Hapsburg Red Label
what does this mean? click here!
or download the scoresheet.
Country of Origin: Bulgaria
Type: Mixed & Macerated
Alcohol Level: 85 %
Vendors: ♣ Absinthes.com
Description: Absinthe Hapsburg Red Label at Absinthes.com
Reviewed by Ari 10/06/2006
COLOR BEFORE WATER 3/10
Artificial green with a slight blue tint. Obviously the same as last review because Artificial color doesn't decay... if only it would.
LOUCHE ACTION 3/10
Weak louche. Lots of oil trails that reabsorb into the clear liquid. Becomes overall hazy at almost the end of the drip. Removed a point, I think I was over generous, although it does "louche" if you have a slightly frosty glass, you will miss it.
COLOR AFTER WATER 3/10
Thin and cyan colored. The blue dye appears to separate out a bit leaving the center greener than the edges. Again, I think I was over generous.
Before water, anise and surprisingly little heat. After water anise and a slight sweet smell I can't put my finger on, the best I can describe it is flowery honey. Although it really doesn't blossom. Interesting that I don't notice any difference in Aroma.
Thin like its louche. Only a small amount of tongue numbness. Some heat but surprisingly less than I was expecting at 85%.
This dropped a number of points. Anise and an industrial taste, I think this is what originally smelled like flowery honey. Now it makes it impossible to drink.
OVERALL IMPRESSION 3/10
I can no longer finish a glass, it goes good in rootbeer. Once I really noticed the industrial flavor it's hard to forget and hard to get down.
Adding more water (1:3.5-4) thins out the louche and the flavor but makes the heat undetectable. My biggest surprise was that it really doesn't feel like it has 10%+ more alcohol than other absinthe.
*A quick word of warning some people can have allergic reactions to dye E131 according to the ukfoodguide.
I couldn't find much info on the producers site. They write about absinthe but it is unclear if it's absinthe in general or Hapsburg. Since they speak about absinthe coming out of the distillery green and Hapsburg uses artificial coloring I am inclined to say they aren't speaking about hapsburg.
Ari scores Hapsburg 85% 31 out of 100
I received a sample of Hapsburg Absinthe today. The sample was graciously provided to me by Dale of Wine and Spirit International, London. They distribute several brands, including Hapsburg, Dedo, Trenet, etc. http://www.wineandspirit.com/ (Editor: for Wholesale Distribution Only)
The package arrived well packed and unhindered. Hapsburg Absinthe is made in Bulgaria, and comes in two different strengths, 72.5% and 85% alcohol. Both strengths come in a satin finish glass bottle, with the lower strength being a green label, the higher one being red. The back label lists the following ingredients: alcohol, water, natural 'aroma', wormwood infusion, sugar, and coloring E102-E131.
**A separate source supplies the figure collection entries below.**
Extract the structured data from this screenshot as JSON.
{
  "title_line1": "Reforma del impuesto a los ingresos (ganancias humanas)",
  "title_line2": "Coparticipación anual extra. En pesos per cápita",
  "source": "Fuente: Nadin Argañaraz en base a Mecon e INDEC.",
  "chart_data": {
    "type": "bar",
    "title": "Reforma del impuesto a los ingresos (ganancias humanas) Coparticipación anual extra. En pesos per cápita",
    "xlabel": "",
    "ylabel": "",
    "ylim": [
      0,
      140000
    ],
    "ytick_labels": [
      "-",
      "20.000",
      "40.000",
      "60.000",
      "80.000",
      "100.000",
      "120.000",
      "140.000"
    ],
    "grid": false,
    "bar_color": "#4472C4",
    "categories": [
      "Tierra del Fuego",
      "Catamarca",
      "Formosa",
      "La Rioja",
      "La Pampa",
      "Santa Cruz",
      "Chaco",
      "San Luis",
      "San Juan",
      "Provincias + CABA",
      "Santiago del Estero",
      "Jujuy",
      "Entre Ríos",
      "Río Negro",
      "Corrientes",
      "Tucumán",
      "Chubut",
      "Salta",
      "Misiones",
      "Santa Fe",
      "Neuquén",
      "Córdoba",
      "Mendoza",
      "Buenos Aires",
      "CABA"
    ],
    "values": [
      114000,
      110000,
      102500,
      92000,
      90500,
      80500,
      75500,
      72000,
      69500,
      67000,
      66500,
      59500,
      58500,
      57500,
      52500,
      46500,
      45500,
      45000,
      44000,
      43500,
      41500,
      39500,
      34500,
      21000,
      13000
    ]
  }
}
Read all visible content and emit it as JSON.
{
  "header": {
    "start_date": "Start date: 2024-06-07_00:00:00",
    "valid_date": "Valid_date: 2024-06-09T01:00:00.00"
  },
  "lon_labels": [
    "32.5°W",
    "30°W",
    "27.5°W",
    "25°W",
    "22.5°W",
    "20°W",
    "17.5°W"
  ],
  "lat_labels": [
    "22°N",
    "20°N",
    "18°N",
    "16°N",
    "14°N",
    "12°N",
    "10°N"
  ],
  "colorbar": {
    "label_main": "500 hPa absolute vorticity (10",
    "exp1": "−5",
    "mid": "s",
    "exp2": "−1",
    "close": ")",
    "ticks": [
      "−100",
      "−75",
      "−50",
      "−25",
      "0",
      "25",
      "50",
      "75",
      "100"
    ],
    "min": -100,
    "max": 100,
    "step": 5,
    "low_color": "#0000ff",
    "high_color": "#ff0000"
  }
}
Apparently, coloring E102-E131 seems to be popular, as Hapsburg, Dedo, and Trenet all use it, and are all basically the same medium to light green color, with just the slightest bit of blue tint.
The aroma is mostly alcohol, with just the slightest hint of anise. Tasting the liqueur neat reveals a very mild anise flavor, with a mild bitterness behind it.
Adding water reveals a slight louche, and again, a mild anise (star anise) and mildly bitter flavor. There is not much I can say to further define the flavor, as it is simple and straightforward.
I find the flavor to be *very* similar to Tunel, and like Tunel, I grade this product as in the same general group as the Czech products, but with a more refined (albeit thin), drinkable light anise flavor. The bitterness is not obtrusive enough to warrant any sugar usage. Quite honestly, if you can bear the alcohol content, you could just drink it out of the bottle.